California’s decision to close schools amidst the coronavirus outbreak’s growing implications has left a trail of new challenges for the South Pasadena Unified School District (SPUSD) and Superintendent Geoff Yantz. As SPUSD faces a community-wide quarantine through the end of the school year, the district is adjusting to the unprecedented situation by enacting new measures, including the Independent Study Distance Learning Program (ISDLP) that will launch on Monday, Apr. 6.

School instruction will be administered to students through online platforms like Google Classroom. Teachers will assign lessons and homework on Monday by 10 a.m. to be turned in by the end of the week, giving students flexibility to complete assignments. Physical Education will remain a part of school, but Yantz did not explain how teachers plan to verify students’ completed physical activity. 

Teachers are working with administrators to develop grading structures, in addition to finalizing their lessons for the remainder of the year. Although students missed two weeks of instruction from Mar. 16 to Mar. 27, during which other public and private schools like Marshall Fundamental in Pasadena were operating remotely, Superintendent Geoff Yantz is confident students will not fall behind in their academics.

“The teachers have reviewed what’s remaining in the curriculum and have selected what they consider to be the essential standards: the content that should be covered by the end of the year,” Yantz said. “It won’t impact [next year’s] school calendar.”

The California Department of Education has given little guidance to the district, which has led SPUSD to collaborate with other school districts in Los Angeles County to develop its ISDLP. The district is modeling a new grading policy set to be announced at the end of next week, based on the Department’s outline released on Thursday, Apr. 2, that emphasizes an “equitable” grading system for all students. 

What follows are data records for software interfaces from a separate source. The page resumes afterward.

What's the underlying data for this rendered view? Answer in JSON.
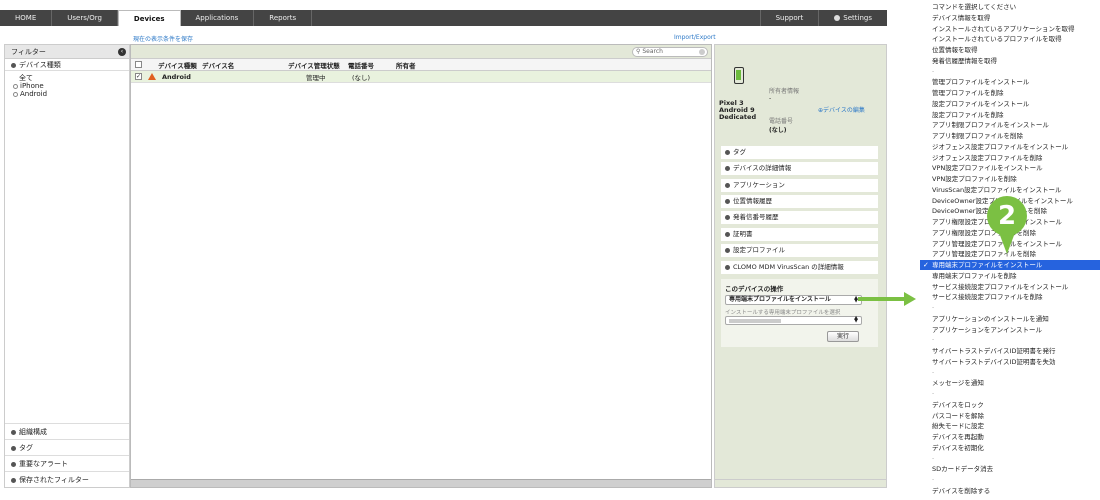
{
  "nav": {
    "tabs": [
      "HOME",
      "Users/Org",
      "Devices",
      "Applications",
      "Reports"
    ],
    "right": [
      "Support",
      "Settings"
    ]
  },
  "links": {
    "save_view": "現在の表示条件を保存",
    "import_export": "Import/Export"
  },
  "sidebar": {
    "header": "フィルター",
    "section": "デバイス種類",
    "tree": [
      "全て",
      "iPhone",
      "Android"
    ],
    "bottom": [
      "組織構成",
      "タグ",
      "重要なアラート",
      "保存されたフィルター"
    ]
  },
  "search": {
    "placeholder": "Search"
  },
  "table": {
    "headers": [
      "デバイス種類",
      "デバイス名",
      "デバイス管理状態",
      "電話番号",
      "所有者"
    ],
    "rows": [
      {
        "type": "Android",
        "name": "",
        "status": "管理中",
        "phone": "(なし)",
        "owner": ""
      }
    ]
  },
  "detail": {
    "device_lines": [
      "Pixel 3",
      "Android 9",
      "Dedicated"
    ],
    "owner_label": "所有者情報",
    "owner_value": "-",
    "edit_link": "デバイスの編集",
    "phone_label": "電話番号",
    "phone_value": "(なし)",
    "accordions": [
      "タグ",
      "デバイスの詳細情報",
      "アプリケーション",
      "位置情報履歴",
      "発着信番号履歴",
      "証明書",
      "設定プロファイル",
      "CLOMO MDM VirusScan の詳細情報"
    ],
    "ops_title": "このデバイスの操作",
    "ops_selected": "専用端末プロファイルをインストール",
    "ops_sub": "インストールする専用端末プロファイルを選択",
    "exec": "実行"
  },
  "menu": {
    "items": [
      "コマンドを選択してください",
      "デバイス情報を取得",
      "インストールされているアプリケーションを取得",
      "インストールされているプロファイルを取得",
      "位置情報を取得",
      "発着信履歴情報を取得",
      "-",
      "管理プロファイルをインストール",
      "管理プロファイルを削除",
      "設定プロファイルをインストール",
      "設定プロファイルを削除",
      "アプリ制限プロファイルをインストール",
      "アプリ制限プロファイルを削除",
      "ジオフェンス設定プロファイルをインストール",
      "ジオフェンス設定プロファイルを削除",
      "VPN設定プロファイルをインストール",
      "VPN設定プロファイルを削除",
      "VirusScan設定プロファイルをインストール",
      "DeviceOwner設定プロファイルをインストール",
      "DeviceOwner設定プロファイルを削除",
      "アプリ権限設定プロファイルをインストール",
      "アプリ権限設定プロファイルを削除",
      "アプリ管理設定プロファイルをインストール",
      "アプリ管理設定プロファイルを削除",
      "専用端末プロファイルをインストール",
      "専用端末プロファイルを削除",
      "サービス接続設定プロファイルをインストール",
      "サービス接続設定プロファイルを削除",
      "-",
      "アプリケーションのインストールを通知",
      "アプリケーションをアンインストール",
      "-",
      "サイバートラストデバイスID証明書を発行",
      "サイバートラストデバイスID証明書を失効",
      "-",
      "メッセージを通知",
      "-",
      "デバイスをロック",
      "パスコードを解除",
      "紛失モードに設定",
      "デバイスを再起動",
      "デバイスを初期化",
      "-",
      "SDカードデータ消去",
      "-",
      "デバイスを削除する"
    ],
    "selected_index": 24
  },
  "callout": {
    "number": "2"
  },
  "colors": {
    "accent_green": "#7bc043",
    "selection_blue": "#2663de",
    "link_blue": "#2d79c7"
  }
}
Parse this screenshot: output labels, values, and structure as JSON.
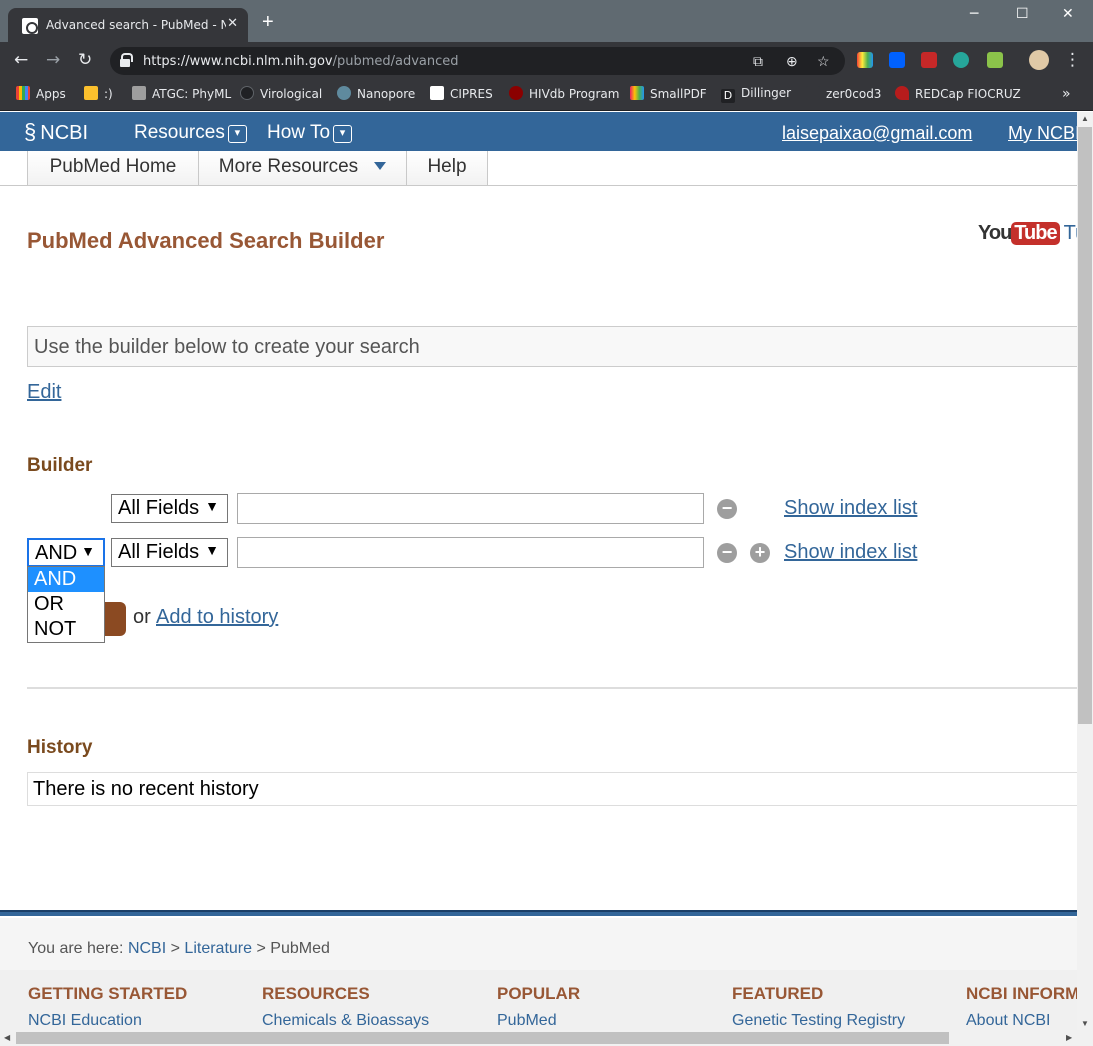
{
  "browser": {
    "tab_title": "Advanced search - PubMed - NC",
    "new_tab": "+",
    "url_host": "https://www.ncbi.nlm.nih.gov",
    "url_path": "/pubmed/advanced",
    "window_controls": [
      "─",
      "☐",
      "✕"
    ]
  },
  "bookmarks": [
    {
      "label": "Apps",
      "color": "#ea4335"
    },
    {
      "label": ":)",
      "color": "#fbc02d"
    },
    {
      "label": "ATGC: PhyML",
      "color": "#9e9e9e"
    },
    {
      "label": "Virological",
      "color": "#202124"
    },
    {
      "label": "Nanopore",
      "color": "#5f8a9e"
    },
    {
      "label": "CIPRES",
      "color": "#ffffff"
    },
    {
      "label": "HIVdb Program",
      "color": "#8b0000"
    },
    {
      "label": "SmallPDF",
      "color": "#e91e63"
    },
    {
      "label": "Dillinger",
      "color": "#202124"
    },
    {
      "label": "zer0cod3",
      "color": "#35363a"
    },
    {
      "label": "REDCap FIOCRUZ",
      "color": "#b71c1c"
    }
  ],
  "ncbi": {
    "logo": "NCBI",
    "resources": "Resources",
    "how_to": "How To",
    "email": "laisepaixao@gmail.com",
    "my_ncbi": "My NCBI"
  },
  "subnav": {
    "home": "PubMed Home",
    "more": "More Resources",
    "help": "Help"
  },
  "page": {
    "title": "PubMed Advanced Search Builder",
    "youtube_you": "You",
    "youtube_tube": "Tube",
    "youtube_tut": "Tu",
    "query_placeholder": "Use the builder below to create your search",
    "edit": "Edit",
    "builder_heading": "Builder",
    "field1": "All Fields",
    "field2": "All Fields",
    "operator": "AND",
    "show_index_1": "Show index list",
    "show_index_2": "Show index list",
    "operator_options": [
      "AND",
      "OR",
      "NOT"
    ],
    "or_text": "or",
    "add_to_history": "Add to history",
    "history_heading": "History",
    "history_empty": "There is no recent history"
  },
  "footer": {
    "you_are_here": "You are here:",
    "crumb_ncbi": "NCBI",
    "crumb_lit": "Literature",
    "crumb_pubmed": "PubMed",
    "sep": ">",
    "cols": [
      {
        "heading": "GETTING STARTED",
        "link": "NCBI Education"
      },
      {
        "heading": "RESOURCES",
        "link": "Chemicals & Bioassays"
      },
      {
        "heading": "POPULAR",
        "link": "PubMed"
      },
      {
        "heading": "FEATURED",
        "link": "Genetic Testing Registry"
      },
      {
        "heading": "NCBI INFORMATION",
        "link": "About NCBI"
      }
    ]
  }
}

SPUSD is also adapting the registration and enrollment process for the 2020-2021 school year. A finalized plan will be released in the coming days. The South Pasadena Educational Foundation (SPEF) has yet to announce its plan for Summer School. 

The district will continue to pay all employees and none of them will be furloughed this school year. Additionally, SPUSD schools will not lose state funding for their two-week closure prior to the week of Spring Break. Administrators are communicating with SPEF, Tiger Bingo and other organizations that had to cancel fundraisers for the district to make up crucial missed revenue.

SPUSD is transferring all of its social and emotional support services online. All school counselors and the district social worker, Natasha Prime, are available two hours each day by video or phone. The district will continue its special education program remotely with all age groups.

Technology access has been a concern among school districts that are transitioning to distance learning programs. SPUSD hosted chromebook pick-ups in late March and will continue to do so outside the district office between 8 a.m. to 10 a.m. from Monday, Apr. 6, to Thursday, Apr. 9. The district has already distributed over 1,000 chromebooks during the two-week closure. To deal with internet and connectivity problems, tech support will be available by email and phone from 8:00 a.m. to 3:30 p.m.

SPUSD expects to continue its food and nutrition services for all students under 18 who qualify for the National School Lunch Program until the end of the school year.

“We look forward to launching our new program on Monday,” Yantz said. “Our teachers are looking forward to reconnecting [with students] and really want to finish the school year on a positive note.”

SPUSD will continue to post updates and resources on its website and send out emails as it adapts to the changing coronavirus situation.